Smart health devices and applications become an integral aspect of all aspects of everyday life, especially in the field of health, constituting the ‘eHealth movement’. The growing prevalence of chronic illnesses all over the world calls for a more important place for eHealth alongside conventional preventive services. However, research about these devices is at a nascent stage. To date, little is known about the real value of these devices as tools for chronic illness management. Given this consideration, in this dissertation, I aim to unveil how smart health devices change the dyadic illness management behaviors of parents with chronic illnesses and their adult children by focusing on a collaborative chronic illness management system.

The existing literature on Internet interventions often misses the critical IT capability and as a result it cannot bring in new insights or radically transcend the achievements of the research on traditional interventions. This dissertation breaks through this barriers. I investigate the mechanisms of the focal healthcare system and conceptualize two IT capabilities. In order to improve the quality of adult children’s social support offered to their parents, I divide social support into positive and negative aspects and elaborate their dimensions in the context where children live far from their parents. Therefore, I can discuss the determinants of positive and negative social support and solve the paradoxical effects of enacted support on health outcomes.
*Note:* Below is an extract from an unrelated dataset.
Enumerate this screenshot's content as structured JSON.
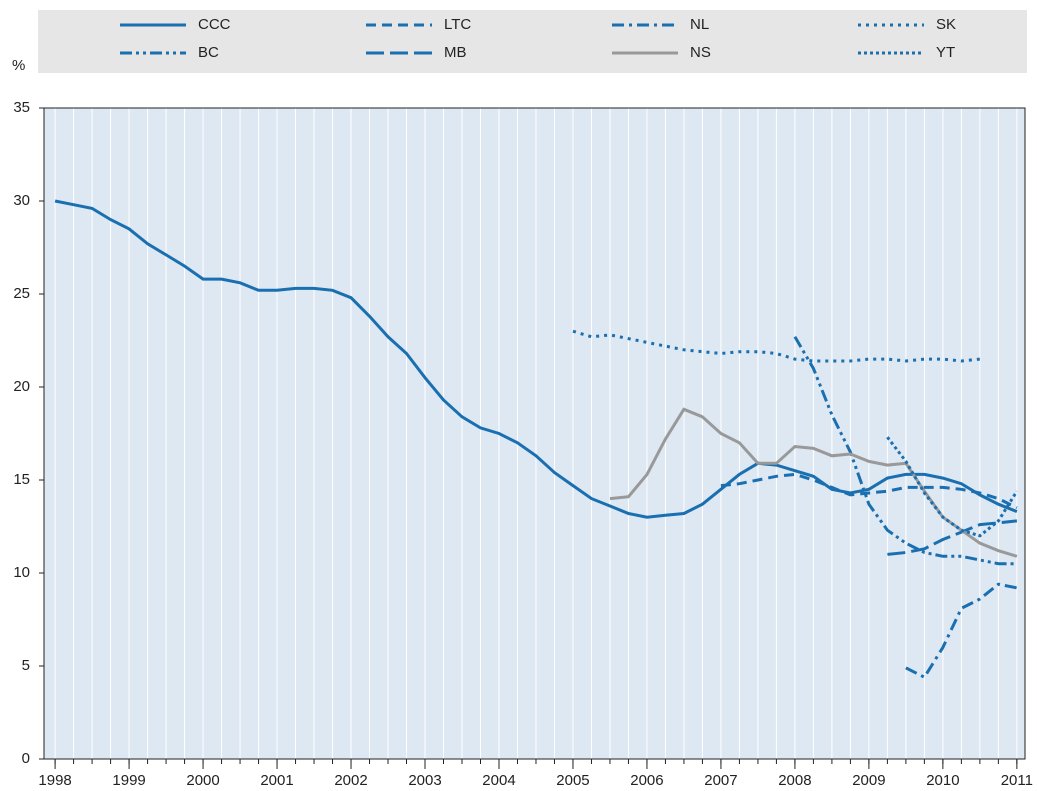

Ground in social support theories, I develop a model that explains how IT capability (i.e., sensing capability and knowledge quality) facilitates positive social support (i.e., instrumental, emotional, informational support) and restrains negative social support (i.e., avoidance and blame) by influencing adult children’s evaluation of parents’ coping and their self-efficacy in providing support. Survey data from 146 pairs of parents and their adult children validates the structural model. The results show that high sensing capability enables adult children to understand parents’ health status and coping behaviors comprehensively thereby increasing the positive support provision and decreasing the negative support provision. High knowledge quality enhances adult children’s self-efficacy in providing support thereby improving the quality of social support. Besides, sensing functionality results in children’s overestimation of parents’ coping as smart health devices bring a greater sense of security to adult children.